Hospitals that anchor care in high-MA markets should treat MA exit scenarios as community-wide events, not just margin questions.

D. Financial stress testing

Finally, MA needs to be inside the same kind of scenario analysis that hospitals already use for labor costs, capital planning, and service line strategy.

A minimal MA stress test should consider:

  • different MA penetration paths over the next 5 to 10 years
  • changes in denial and downgrade behavior
  • potential rate compression relative to traditional Medicare
  • the effect of these factors on cash flow timing, reserves, and key covenants

Conceptually, four quadrants are useful:

  • Low MA volume, sustainable contracts – continue monitoring and optimizing.
  • High MA volume, sustainable contracts – invest in MA specific care models and analytics, but remain alert to policy shifts.
  • Low MA volume, unsustainable contracts – renegotiate or exit, especially if strategic value is limited.
  • High MA volume, unsustainable contracts – treat this as a high-risk zone that requires board-level oversight and explicit contingency planning.

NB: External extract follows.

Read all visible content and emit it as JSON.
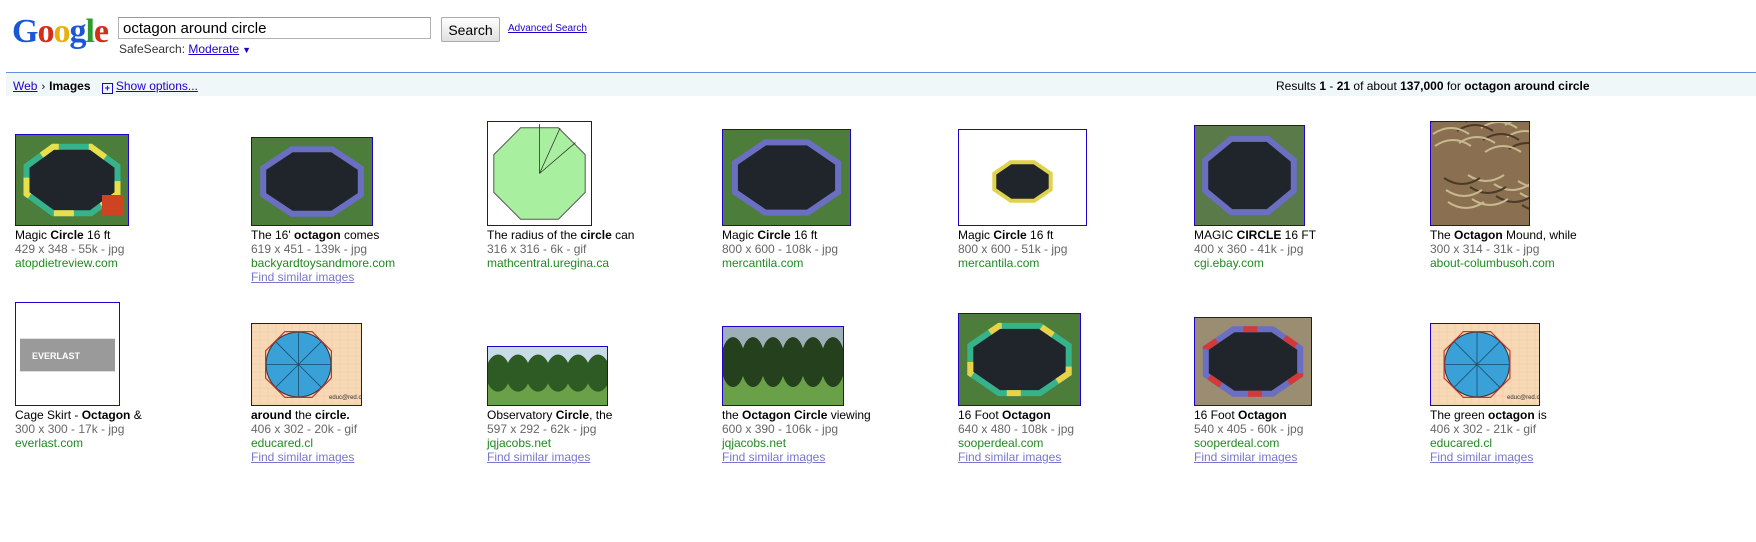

The article’s argument is not that every hospital is in the fourth quadrant. It is that too many organizations do not know, with quantitative clarity, which quadrant they occupy.

 
5. The larger policy question

Medicare Advantage and traditional Medicare together form the backbone of senior coverage in the United States. MA already carries the majority share, and some analysts project it could reach the high fifties or low sixties as a percentage of beneficiaries over the next decade if current dynamics continue.

At the same time, a nontrivial mix of rural hospitals, community systems, and major academic providers are signaling that certain MA contracts are not financially sustainable under current terms.

The core policy question is not whether MA should exist. It is this:

How do we maintain stable access for seniors in markets where the coverage product many of them choose may not be economically sustainable for the providers who deliver the care?

Answering that question will require:

  • better facility-level data on the interaction between MA penetration, plan behavior, and hospital finances
  • more transparent and accountable denial and downgrade practices
  • thoughtful alignment between MA rules and Medigap or other supplemental coverage pathways, so that exits and disruptions do not leave seniors stranded in coverage and access gaps

Orchid will continue to examine how structural changes in Medicare Advantage affect hospital solvency, care quality, and the operational systems that support both revenue integrity and clinical appropriateness.

Our position is straightforward. MA is not going away, but neither are the constraints hospitals face. The health systems that will navigate this period most effectively are those that treat MA as a strategic exposure to be measured, modeled, and managed, rather than a static payer relationship to be tolerated.

This analysis is not an endorsement of any payer or policy position. It is intended to highlight structural factors that hospital leaders should incorporate into strategic and financial planning.